I hear Lancashire County Council will be meeting shortly to discuss the future of the two household waste recycling plants, based in Leyland and Thornton.
It is expected that they are going to make the decision to close both plants in the coming months and send the annual 260,000 tonnes of waste to landfill instead.
I find it astonishing that, in this environmentally aware era, when other councils around the country are investing heavily in recycling technologies, our council is taking this retrograde step.
The underlying reason for this decision is to save money but I understand that the cost difference between running the plants and sending to landfill is approximately £750,000 a year and it is this cost differential which the council hope to save by closing the plants.
Whilst £750,000 sounds like a lot of money, when this is offset against the environmental impact, the loss of over 300 local jobs, and the fact that over £300m of public money was spent on building the facilities just over six years ago, it makes the decision to close the plants even more unbelievable.
Perhaps the saddest thing of all is that, when the plants were built, an educational facility was created, enabling thousands of the county’s primary school children to visit the plants to be educated in the importance of recycling.

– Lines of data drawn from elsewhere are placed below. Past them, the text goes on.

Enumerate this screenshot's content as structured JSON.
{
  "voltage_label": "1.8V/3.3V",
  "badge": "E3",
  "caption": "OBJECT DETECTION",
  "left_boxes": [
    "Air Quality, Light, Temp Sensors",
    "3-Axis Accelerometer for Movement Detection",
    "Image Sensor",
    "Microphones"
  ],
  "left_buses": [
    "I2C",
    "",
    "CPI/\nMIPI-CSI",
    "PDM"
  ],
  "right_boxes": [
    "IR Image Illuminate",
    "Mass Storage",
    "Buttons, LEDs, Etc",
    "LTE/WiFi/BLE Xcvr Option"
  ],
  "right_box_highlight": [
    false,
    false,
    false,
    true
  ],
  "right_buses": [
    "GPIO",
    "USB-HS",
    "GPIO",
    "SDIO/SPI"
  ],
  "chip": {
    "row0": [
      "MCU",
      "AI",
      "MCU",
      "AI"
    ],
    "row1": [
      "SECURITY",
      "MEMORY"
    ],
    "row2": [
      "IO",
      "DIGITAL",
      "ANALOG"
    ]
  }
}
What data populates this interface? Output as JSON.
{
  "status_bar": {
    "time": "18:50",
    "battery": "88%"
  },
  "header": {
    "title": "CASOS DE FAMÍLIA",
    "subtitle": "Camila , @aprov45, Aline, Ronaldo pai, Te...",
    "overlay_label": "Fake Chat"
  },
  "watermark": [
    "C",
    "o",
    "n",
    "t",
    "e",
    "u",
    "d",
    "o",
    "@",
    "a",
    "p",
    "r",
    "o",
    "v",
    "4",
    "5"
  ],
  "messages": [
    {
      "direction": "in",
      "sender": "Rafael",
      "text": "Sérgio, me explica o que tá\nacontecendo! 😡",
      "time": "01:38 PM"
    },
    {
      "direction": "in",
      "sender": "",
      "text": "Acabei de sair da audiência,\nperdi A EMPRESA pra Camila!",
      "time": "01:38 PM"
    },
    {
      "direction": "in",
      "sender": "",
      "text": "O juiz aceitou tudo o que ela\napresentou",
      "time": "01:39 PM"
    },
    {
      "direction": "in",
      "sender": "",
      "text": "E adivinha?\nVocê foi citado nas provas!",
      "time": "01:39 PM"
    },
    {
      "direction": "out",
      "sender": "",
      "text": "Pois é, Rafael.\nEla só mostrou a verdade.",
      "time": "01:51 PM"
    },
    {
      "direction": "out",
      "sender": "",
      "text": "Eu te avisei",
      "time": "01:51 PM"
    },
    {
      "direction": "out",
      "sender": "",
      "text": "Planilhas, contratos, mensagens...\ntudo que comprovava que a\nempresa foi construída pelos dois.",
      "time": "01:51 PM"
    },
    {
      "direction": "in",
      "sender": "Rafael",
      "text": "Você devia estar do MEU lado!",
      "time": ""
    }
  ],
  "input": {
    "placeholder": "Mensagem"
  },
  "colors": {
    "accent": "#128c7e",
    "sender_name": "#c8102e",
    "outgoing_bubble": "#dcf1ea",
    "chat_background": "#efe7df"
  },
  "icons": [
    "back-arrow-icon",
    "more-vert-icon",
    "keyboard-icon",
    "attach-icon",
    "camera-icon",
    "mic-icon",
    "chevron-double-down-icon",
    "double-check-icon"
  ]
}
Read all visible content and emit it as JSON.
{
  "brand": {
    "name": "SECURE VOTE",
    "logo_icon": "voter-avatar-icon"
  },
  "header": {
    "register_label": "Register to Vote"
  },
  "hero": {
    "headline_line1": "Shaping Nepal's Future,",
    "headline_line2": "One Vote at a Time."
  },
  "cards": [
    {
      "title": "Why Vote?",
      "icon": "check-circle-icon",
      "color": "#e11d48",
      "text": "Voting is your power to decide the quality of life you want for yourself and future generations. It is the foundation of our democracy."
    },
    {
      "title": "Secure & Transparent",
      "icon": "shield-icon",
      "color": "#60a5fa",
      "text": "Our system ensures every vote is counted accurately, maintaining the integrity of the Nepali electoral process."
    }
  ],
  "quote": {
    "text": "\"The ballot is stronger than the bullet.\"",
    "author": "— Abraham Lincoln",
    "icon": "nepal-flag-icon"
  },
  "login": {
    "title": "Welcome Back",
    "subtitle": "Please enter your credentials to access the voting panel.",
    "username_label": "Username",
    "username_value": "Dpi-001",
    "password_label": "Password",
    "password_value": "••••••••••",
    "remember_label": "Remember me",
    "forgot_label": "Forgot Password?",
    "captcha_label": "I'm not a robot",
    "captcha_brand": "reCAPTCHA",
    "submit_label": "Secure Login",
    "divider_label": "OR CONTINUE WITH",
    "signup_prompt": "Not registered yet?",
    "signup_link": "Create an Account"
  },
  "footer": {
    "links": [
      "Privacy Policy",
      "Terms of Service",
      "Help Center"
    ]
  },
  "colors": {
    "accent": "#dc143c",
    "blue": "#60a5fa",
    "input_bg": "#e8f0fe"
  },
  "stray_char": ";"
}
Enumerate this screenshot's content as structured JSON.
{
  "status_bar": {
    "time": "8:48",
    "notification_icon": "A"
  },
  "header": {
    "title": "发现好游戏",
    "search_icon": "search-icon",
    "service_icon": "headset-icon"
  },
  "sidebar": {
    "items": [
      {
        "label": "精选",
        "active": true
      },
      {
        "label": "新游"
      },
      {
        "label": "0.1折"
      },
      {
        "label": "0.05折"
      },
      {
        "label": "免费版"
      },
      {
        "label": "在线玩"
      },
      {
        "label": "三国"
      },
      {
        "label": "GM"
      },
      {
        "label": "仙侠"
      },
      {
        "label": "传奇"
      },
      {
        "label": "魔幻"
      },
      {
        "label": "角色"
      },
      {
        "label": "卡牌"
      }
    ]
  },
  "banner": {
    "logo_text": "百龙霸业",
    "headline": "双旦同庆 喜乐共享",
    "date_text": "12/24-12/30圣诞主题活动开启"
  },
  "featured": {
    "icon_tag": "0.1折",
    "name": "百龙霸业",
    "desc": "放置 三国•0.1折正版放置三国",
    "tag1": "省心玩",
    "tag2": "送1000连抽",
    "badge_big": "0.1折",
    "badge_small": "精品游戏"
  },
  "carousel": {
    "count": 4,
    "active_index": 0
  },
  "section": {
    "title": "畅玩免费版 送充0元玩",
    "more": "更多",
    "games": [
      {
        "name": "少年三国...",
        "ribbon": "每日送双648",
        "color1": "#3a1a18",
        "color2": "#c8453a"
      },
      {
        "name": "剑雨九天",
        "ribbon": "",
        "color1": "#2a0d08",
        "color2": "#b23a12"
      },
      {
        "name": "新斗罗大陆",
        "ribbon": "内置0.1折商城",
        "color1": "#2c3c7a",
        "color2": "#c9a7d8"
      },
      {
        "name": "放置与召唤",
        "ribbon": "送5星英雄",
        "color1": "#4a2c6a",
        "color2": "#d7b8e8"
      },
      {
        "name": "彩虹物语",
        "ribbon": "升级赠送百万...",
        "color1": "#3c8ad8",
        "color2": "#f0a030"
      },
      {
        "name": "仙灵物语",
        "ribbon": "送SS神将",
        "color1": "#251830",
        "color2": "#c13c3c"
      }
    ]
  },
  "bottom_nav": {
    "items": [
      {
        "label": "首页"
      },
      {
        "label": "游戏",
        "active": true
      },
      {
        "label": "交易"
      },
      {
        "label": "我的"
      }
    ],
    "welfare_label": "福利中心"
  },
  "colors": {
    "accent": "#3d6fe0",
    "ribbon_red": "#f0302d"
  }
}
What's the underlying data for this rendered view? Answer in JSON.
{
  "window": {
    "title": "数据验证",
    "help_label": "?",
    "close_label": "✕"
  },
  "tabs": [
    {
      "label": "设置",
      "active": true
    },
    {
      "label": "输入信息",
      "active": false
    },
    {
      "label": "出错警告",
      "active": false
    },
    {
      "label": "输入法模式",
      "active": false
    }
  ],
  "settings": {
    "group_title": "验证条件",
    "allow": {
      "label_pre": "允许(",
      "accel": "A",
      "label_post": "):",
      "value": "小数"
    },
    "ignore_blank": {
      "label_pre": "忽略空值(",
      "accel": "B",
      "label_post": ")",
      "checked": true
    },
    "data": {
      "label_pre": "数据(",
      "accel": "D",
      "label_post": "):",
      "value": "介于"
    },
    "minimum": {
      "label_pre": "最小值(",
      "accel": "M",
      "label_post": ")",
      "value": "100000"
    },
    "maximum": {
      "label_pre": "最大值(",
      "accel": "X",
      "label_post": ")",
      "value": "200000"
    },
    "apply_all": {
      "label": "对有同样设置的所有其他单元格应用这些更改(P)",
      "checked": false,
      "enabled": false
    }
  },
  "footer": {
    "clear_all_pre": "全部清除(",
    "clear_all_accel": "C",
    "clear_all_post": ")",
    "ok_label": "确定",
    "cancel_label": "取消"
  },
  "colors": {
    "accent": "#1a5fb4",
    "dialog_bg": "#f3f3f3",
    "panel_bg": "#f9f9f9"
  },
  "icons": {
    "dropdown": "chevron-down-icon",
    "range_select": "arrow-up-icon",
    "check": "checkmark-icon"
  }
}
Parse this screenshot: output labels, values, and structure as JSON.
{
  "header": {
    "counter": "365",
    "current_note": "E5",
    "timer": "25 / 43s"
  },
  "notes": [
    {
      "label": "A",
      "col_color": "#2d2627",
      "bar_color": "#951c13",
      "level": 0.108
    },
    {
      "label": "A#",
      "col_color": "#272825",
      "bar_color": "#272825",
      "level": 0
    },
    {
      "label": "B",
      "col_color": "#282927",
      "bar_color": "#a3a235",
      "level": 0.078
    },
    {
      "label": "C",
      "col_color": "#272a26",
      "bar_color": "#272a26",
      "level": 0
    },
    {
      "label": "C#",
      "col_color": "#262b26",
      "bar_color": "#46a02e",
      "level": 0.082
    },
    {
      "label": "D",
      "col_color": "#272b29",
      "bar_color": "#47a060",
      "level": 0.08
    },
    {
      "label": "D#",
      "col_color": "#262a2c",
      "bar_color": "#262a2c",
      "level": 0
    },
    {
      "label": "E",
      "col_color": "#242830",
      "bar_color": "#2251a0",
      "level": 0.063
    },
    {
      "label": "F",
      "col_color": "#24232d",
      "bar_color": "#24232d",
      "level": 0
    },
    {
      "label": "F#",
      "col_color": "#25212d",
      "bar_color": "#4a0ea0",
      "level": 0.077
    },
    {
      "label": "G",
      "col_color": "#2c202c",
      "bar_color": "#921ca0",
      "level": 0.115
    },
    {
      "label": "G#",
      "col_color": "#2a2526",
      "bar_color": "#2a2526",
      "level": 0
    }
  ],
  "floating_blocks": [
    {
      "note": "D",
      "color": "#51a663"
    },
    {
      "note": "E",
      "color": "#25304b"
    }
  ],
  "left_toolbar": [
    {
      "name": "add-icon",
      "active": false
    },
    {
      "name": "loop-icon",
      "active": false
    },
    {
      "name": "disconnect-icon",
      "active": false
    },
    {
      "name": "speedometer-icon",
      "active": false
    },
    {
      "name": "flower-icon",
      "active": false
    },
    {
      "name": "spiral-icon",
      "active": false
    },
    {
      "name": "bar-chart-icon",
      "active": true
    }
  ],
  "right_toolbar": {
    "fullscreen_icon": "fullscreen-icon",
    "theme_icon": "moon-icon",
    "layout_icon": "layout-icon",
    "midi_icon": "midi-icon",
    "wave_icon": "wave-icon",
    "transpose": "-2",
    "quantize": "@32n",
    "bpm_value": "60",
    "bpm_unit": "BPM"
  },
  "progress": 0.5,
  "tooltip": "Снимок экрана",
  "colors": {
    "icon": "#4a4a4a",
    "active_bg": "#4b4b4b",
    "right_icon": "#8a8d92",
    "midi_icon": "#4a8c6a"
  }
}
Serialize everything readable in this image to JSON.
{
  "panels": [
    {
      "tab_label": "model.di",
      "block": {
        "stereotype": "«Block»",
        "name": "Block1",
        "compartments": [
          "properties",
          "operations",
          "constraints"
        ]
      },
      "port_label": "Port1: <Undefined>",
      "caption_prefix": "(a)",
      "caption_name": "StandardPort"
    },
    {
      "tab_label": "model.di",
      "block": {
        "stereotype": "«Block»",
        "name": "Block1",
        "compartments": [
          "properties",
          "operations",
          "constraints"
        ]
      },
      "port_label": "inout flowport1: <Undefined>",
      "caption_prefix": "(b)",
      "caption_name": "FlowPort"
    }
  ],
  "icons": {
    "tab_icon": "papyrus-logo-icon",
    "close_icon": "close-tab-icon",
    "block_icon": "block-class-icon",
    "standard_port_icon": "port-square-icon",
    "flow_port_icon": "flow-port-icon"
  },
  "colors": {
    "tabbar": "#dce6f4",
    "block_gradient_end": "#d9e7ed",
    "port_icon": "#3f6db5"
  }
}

Now, despite the fact these plants are currently diverting 90 per cent of all our household waste away from landfill, the message we are sending to our children is ‘recycling doesn’t work’.
I hope that when the councillors meet to determine the future of waste disposal, they don’t just blindly look at the bottom line and regress to dumping everything back to landfill instead of looking forward and considering the environmental impact issues affecting future generations.
Lynda Farren via email
Alternative way already a bypass
Further to my thoughts on the projected Broughton Bypass (LEP Letters, January 28), I have noticed from the LEP just a week later that work has begun – with not so much as a fanfare, as a Neddie Seagoon wet raspberry!
What did draw my attention was the comment by County Hall bosses “warning people travelling through Broughton to allow more time for their journeys and to consider alternative routes...”
If that is the case, and the travelling public take heed of these comments, it then negates the need for the bypass and all the countless man-hours spent on ensuring this route and no other is the one.
After all, if there is an existing alternative route already, there’s your bypass!
I despair – have I said that before?
Martin Sutcliffe, Grimsargh
No sense in this insurance rise
I am a pensioner and, in 60 years of driving, have been fortunate not to have had an accident.
I have just received a letter from my insurers to say because of all the claims they have had from other drivers, they will be putting MY premiums up.
To me, that’s like me going into a bread shop to be told we’re charging YOU more for your bread because WE had a robbery the other day.
I went online to try to get a cheaper quote only to be told it was double what I am paying now.
An amount far exceeding the £500 I know would be the payout if I were to be in an accident as the insurers would not repair my car, they would just write it off as it’s 11 years old.
Other than having to be legal, there doesn’t seem to be any advantage.
It seems to me that it’s a one way money source but not to the motorist.
Removing lines would be a risk
When I read that white lines are being erased from busy roads throughout the country in an attempt to slow motorists down, I wondered if the lunatics had taken over the asylum.
At a time when every experienced driver to whom I speak agrees that the quality of driving is steadily diminishing – not signalling in advance for a change of direction and failing to take up the correct position for a turn at a junction are but two of the many errors one sees every day – along comes this barmy suggestion.
Now these hopeless drivers are to be given carte blanche to drive on the wrong side of the road without committing a provable offence.
The experts are being ignored. The head of roads policy at the AA says “ without exaggeration it is true to say that a simple pot of paint can save lives.
“In particular, highly visible markings at the edge and centre of the road, that can be seen on a wet night, are enormously cost effective in saving lives”. Add to this the number of roads that are now unlit between midnight and 5.30am and it sounds like James Bond’s “Licence to Kill”.
The only reason that I can see for this dangerous suggestion is the cost saving in not buying expensive paint, together with the cost of carrying out the work. It is to be hoped that our council will ignore this hazardous idea.
Percy Stern, address supplied
Charity appeal for hospital
I am writing to you to ask for your support in regards to an upcoming charity event at HMP Kirkham, in aid of Great Ormond Street Hospital.
I am a prisoner who is currently training to be a barber at the Joseph Lanzante Academy, which is based here at Kirkham.
One of our tutors, Debbie Davies, has a relation with a small child who was born without bones in her hand and is currently undergoing constructive surgery at Great Ormond Street Hospital. Along with our main tutor, Rochelle Ryder, students on the course have got involved in various fund-raising activities for our upcoming charity event on February 12.
If you are able to assist us in any way, please could you contact our tutor Debbie Davies at [email protected] or Rochelle Ryder at HMP Kirkham on 01772 675418.